Importance: Somatic variants in the RAS/MAPK pathway genes are commonly associated with melanocytic nevi and melanoma, whereas germline variants in these genes are associated with RASopathies, syndromes involving multiple organs, including the skin. Nevi counts may be higher in some RASopathies, but studies on features observed through dermoscopy are limited.
Objective: To determine the distinguishing dermoscopic features of melanocytic nevi and how the RAS pathway influences them by comparing nevi in patients with cardiofaciocutaneous syndrome (CFC) and Costello syndrome (CS).
Design, setting, and participants: In this prospective cohort study, patients with CFC and CS, 2 RASopathies caused by variants in the downstream and upstream components of the RAS/MAPK pathway, were recruited from the international CFC and CS family conferences. Some patients with CFC also elected to participate in a longitudinal follow-up study.
Main outcomes and measures: The main outcomes were dermoscopic features and, in the longitudinal follow-up study, nevi counts, which were recorded over time.
Results: A total of 39 patients, 16 with CFC and 23 with CS, were enrolled (overall cohort: 26 [66.7%] female; median [IQR] age, 13.0 [7.6-22.0] years). The 112 nevi overall frequently displayed an organized dermoscopic pattern (CFC, 61 [84.7%]; CS, 34 [85.0%]) rather than a disorganized pattern (CFC, 6 [8.3%]; CS, 1 [2.5%]). Of the organized nevi, homogenous brown was the most common pattern (CFC, 41 [67.2%]; CS, 22 [64.7%]), followed by reticular (CFC, 11 [18.0%]; CS, 7 [20.6%]) and globular (CFC, 9 [14.8%]; CS, 5 [14.7%]). Pigmented networks occurred in 12 nevi in CFC (16.7%) and 6 nevi in CS (15%; P > .99). Of these, 6 CFC-associated nevi (50%) and no CS-associated nevi had atypical networks (P = .05). Six patients with CFC in the follow-up study developed significantly more nevi within 5 years (median [IQR] increase, 24.5 [10-120] nevi; P = .04).
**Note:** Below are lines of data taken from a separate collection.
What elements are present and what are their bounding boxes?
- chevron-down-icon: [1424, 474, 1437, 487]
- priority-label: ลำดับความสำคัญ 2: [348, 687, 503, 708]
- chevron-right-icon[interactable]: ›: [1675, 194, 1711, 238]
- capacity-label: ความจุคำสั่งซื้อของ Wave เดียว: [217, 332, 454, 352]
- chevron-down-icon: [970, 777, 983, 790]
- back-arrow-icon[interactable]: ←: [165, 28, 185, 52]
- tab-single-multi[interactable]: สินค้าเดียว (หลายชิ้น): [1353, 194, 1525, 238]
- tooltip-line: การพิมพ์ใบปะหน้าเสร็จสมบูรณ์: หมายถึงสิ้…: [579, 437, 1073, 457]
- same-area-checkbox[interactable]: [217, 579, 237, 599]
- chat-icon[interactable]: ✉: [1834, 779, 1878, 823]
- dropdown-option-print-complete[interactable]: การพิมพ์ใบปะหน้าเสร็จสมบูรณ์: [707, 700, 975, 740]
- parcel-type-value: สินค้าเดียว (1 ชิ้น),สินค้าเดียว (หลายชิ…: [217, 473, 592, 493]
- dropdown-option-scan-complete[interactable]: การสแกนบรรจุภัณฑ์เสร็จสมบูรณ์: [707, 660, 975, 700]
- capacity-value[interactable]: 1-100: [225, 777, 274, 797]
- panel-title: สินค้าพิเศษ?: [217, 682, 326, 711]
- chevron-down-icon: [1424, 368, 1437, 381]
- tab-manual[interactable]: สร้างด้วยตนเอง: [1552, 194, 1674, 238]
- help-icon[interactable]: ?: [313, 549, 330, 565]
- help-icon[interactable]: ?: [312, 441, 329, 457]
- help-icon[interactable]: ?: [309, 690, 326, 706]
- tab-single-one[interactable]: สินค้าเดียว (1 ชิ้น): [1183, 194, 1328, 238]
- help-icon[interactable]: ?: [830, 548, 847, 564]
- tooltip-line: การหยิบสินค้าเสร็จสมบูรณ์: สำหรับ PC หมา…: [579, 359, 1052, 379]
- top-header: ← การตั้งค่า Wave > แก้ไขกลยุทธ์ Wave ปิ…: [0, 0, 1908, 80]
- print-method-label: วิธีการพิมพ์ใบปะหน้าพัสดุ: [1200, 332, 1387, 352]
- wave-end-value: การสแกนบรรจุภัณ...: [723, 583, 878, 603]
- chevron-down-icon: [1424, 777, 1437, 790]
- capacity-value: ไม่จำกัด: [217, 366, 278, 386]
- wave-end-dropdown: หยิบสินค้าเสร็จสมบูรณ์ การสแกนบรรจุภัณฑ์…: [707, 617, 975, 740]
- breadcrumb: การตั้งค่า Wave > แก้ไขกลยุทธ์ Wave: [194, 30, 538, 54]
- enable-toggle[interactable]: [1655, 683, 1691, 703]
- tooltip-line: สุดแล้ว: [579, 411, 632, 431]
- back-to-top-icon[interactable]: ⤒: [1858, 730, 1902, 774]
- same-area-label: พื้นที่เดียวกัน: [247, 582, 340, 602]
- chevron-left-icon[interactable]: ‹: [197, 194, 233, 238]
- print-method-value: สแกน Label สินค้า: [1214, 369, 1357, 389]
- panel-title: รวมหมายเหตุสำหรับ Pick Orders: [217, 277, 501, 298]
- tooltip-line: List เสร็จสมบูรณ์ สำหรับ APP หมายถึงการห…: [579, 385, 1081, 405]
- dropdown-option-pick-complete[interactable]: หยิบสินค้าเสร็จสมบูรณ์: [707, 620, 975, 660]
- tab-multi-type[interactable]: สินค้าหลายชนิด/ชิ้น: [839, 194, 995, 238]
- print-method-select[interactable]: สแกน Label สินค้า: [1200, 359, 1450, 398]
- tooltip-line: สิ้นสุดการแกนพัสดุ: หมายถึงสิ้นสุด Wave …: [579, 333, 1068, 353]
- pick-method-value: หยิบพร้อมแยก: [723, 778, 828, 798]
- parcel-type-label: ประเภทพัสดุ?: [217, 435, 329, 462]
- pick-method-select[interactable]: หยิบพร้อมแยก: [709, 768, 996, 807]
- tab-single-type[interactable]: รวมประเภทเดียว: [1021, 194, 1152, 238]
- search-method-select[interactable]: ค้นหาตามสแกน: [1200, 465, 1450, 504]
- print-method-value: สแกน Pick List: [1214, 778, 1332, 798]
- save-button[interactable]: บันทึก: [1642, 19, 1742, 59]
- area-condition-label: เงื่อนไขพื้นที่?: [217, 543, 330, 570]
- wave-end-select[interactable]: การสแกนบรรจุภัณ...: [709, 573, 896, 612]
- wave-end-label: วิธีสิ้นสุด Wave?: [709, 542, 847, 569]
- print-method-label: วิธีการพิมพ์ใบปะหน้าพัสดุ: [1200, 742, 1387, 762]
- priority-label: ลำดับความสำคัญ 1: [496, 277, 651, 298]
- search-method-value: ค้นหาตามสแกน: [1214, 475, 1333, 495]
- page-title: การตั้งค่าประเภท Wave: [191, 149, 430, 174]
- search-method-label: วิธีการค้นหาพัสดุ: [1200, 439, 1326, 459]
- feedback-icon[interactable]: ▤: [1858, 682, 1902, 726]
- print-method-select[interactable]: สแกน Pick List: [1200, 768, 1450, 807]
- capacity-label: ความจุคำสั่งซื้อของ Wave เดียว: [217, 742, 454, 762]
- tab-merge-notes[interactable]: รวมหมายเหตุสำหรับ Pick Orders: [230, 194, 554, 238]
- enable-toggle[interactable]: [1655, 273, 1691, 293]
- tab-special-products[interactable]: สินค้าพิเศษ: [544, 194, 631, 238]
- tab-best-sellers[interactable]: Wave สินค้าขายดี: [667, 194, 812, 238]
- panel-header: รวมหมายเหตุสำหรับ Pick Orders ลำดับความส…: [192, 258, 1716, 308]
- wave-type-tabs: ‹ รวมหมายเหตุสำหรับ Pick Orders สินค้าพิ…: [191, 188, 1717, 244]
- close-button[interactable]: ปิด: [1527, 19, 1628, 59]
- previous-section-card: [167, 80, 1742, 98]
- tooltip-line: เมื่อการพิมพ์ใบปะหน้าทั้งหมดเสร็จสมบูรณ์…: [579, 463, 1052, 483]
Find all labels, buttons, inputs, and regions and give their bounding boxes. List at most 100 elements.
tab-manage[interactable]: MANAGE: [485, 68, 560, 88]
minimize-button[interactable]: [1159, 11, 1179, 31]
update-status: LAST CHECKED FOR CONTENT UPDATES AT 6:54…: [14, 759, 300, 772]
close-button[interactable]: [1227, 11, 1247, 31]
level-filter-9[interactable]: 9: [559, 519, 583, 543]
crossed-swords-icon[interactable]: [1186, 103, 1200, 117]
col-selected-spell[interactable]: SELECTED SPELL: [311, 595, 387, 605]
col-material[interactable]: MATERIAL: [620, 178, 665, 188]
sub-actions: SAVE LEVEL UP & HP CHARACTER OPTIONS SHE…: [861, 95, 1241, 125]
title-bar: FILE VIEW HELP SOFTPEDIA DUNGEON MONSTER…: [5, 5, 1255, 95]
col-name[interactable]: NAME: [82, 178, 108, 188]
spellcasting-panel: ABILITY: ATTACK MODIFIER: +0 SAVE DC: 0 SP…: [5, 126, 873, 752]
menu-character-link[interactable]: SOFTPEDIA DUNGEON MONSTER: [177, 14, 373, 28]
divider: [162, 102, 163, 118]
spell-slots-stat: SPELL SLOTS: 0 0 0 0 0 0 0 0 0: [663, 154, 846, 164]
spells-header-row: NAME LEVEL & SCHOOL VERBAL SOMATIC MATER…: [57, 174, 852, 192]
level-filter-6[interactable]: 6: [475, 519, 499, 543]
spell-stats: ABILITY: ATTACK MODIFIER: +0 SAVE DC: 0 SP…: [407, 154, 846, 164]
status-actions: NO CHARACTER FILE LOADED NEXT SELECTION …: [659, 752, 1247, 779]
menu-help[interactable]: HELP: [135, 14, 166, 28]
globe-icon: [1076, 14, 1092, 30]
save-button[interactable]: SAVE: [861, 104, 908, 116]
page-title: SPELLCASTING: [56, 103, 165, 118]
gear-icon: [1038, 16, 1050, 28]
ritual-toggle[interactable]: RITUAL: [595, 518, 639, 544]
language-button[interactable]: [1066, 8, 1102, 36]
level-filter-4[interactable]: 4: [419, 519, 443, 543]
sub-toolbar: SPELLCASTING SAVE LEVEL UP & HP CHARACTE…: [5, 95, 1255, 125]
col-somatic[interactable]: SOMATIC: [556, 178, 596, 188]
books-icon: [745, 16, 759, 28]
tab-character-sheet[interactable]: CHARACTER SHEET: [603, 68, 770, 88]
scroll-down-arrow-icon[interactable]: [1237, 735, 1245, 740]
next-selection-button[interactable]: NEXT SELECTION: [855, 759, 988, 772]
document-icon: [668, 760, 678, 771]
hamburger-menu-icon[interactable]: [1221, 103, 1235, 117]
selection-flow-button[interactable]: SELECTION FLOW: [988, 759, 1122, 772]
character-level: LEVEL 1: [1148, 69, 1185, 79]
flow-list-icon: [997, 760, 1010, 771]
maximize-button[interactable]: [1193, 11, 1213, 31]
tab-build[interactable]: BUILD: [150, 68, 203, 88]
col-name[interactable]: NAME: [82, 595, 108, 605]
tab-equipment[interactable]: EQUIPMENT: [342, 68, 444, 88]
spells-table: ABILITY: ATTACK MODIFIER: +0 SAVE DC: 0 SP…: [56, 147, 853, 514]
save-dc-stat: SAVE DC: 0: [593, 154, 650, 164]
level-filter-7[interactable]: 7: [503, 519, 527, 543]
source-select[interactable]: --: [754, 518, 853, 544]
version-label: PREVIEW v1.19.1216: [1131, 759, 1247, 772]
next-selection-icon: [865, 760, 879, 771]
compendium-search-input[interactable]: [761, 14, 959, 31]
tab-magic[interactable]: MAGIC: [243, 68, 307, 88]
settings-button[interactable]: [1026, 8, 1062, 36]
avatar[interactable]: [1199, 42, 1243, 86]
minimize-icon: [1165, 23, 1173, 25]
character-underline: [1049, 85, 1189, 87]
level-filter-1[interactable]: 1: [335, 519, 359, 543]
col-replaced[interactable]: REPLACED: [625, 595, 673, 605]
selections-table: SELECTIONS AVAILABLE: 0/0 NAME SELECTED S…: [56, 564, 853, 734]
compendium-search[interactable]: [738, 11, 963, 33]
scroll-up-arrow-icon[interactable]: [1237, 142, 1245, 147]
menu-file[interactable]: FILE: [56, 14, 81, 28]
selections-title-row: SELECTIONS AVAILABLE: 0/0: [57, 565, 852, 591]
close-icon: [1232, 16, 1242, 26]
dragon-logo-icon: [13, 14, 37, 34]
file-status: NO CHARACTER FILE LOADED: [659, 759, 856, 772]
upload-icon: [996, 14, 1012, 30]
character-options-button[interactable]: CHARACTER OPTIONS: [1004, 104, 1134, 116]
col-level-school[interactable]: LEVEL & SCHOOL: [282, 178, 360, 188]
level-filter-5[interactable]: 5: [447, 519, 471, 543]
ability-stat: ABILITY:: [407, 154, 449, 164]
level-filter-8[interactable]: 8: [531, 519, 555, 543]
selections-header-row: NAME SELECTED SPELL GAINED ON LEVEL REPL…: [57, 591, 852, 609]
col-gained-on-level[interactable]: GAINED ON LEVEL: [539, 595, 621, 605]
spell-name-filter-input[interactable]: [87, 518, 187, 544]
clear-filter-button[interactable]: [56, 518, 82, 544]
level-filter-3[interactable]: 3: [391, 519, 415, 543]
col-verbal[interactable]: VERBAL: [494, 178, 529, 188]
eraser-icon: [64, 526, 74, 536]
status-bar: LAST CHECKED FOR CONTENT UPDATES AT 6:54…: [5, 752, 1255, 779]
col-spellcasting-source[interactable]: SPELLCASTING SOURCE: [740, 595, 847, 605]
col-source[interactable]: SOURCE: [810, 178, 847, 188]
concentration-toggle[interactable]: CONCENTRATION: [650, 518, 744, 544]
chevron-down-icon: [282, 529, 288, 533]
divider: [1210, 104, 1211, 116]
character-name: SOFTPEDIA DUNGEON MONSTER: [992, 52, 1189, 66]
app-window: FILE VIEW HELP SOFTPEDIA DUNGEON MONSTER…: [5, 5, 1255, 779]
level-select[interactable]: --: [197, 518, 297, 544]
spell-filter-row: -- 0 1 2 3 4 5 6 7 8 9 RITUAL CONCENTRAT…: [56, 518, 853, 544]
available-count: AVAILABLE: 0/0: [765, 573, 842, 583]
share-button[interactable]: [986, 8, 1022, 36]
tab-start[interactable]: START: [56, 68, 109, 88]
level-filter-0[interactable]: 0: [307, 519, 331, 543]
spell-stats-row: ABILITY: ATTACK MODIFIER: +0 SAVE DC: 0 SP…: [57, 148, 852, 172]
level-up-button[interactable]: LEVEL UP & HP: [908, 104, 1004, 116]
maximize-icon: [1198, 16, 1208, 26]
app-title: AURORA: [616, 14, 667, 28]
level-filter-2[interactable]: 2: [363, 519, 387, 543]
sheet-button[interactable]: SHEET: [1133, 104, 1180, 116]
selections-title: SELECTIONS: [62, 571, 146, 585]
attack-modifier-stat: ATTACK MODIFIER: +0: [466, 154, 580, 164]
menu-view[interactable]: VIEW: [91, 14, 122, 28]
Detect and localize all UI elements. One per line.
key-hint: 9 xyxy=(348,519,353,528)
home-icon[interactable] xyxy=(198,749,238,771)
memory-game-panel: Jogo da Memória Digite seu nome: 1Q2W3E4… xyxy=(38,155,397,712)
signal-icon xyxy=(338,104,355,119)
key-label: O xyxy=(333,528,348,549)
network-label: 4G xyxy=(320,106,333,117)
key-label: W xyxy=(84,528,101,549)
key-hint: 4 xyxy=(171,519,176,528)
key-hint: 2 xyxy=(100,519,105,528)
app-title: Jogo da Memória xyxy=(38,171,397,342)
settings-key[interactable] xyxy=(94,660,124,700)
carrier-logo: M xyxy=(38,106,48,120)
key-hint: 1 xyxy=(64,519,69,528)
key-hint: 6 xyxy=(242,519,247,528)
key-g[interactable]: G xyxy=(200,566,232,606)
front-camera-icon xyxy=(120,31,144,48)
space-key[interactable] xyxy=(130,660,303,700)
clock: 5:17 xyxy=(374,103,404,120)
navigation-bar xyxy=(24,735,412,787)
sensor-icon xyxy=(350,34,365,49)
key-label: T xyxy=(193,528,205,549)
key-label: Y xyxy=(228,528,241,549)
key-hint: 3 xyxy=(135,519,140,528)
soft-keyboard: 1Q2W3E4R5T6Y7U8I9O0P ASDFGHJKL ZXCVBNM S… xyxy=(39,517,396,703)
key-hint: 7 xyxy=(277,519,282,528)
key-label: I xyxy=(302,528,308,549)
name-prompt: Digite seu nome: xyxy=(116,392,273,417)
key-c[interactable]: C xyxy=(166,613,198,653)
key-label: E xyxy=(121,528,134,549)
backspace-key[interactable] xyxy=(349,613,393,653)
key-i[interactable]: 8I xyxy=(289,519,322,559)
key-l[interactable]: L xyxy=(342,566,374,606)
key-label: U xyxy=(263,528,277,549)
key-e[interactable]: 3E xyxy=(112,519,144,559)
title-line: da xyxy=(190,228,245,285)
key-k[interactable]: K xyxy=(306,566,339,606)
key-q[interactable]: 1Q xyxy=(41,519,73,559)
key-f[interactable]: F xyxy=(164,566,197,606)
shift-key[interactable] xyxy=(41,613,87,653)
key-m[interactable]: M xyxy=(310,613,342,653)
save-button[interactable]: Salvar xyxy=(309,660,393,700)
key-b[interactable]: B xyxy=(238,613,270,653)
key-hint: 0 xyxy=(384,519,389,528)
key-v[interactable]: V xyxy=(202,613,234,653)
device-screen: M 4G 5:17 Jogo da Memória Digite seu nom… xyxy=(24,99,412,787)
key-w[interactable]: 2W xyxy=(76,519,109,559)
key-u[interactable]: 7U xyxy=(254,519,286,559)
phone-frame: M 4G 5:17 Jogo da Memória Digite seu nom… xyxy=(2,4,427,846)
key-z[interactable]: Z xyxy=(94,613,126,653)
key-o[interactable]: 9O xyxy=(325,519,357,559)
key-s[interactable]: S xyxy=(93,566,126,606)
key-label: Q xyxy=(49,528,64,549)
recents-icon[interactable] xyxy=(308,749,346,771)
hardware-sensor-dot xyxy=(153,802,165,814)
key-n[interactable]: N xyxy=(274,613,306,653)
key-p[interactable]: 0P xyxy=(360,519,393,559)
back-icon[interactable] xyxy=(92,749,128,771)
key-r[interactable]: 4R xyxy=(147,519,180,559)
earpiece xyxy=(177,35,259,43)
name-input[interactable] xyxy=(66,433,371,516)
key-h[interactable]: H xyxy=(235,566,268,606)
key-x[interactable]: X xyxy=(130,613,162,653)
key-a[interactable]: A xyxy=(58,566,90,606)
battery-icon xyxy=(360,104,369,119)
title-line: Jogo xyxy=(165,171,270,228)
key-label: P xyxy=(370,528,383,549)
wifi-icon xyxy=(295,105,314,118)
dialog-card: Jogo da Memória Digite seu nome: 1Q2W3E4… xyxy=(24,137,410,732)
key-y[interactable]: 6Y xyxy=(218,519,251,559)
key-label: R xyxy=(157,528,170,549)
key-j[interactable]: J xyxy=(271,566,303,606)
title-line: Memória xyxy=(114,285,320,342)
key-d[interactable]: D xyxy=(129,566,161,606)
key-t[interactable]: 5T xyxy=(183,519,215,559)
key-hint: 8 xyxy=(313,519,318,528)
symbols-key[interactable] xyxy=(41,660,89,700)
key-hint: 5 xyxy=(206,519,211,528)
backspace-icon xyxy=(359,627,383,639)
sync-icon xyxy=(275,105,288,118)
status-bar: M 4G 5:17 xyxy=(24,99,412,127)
Conclusions and relevance: In this cohort study, the findings suggest that nevi in patients with CFC and CS commonly display organized homogenous brown dermoscopic patterns, and the number of nevi may significantly increase over time in those with CFC. A disorganized pattern and atypical networks may be more frequent in patients with CFC. Future studies are needed to determine the risk of melanoma in individuals with CFC or CS.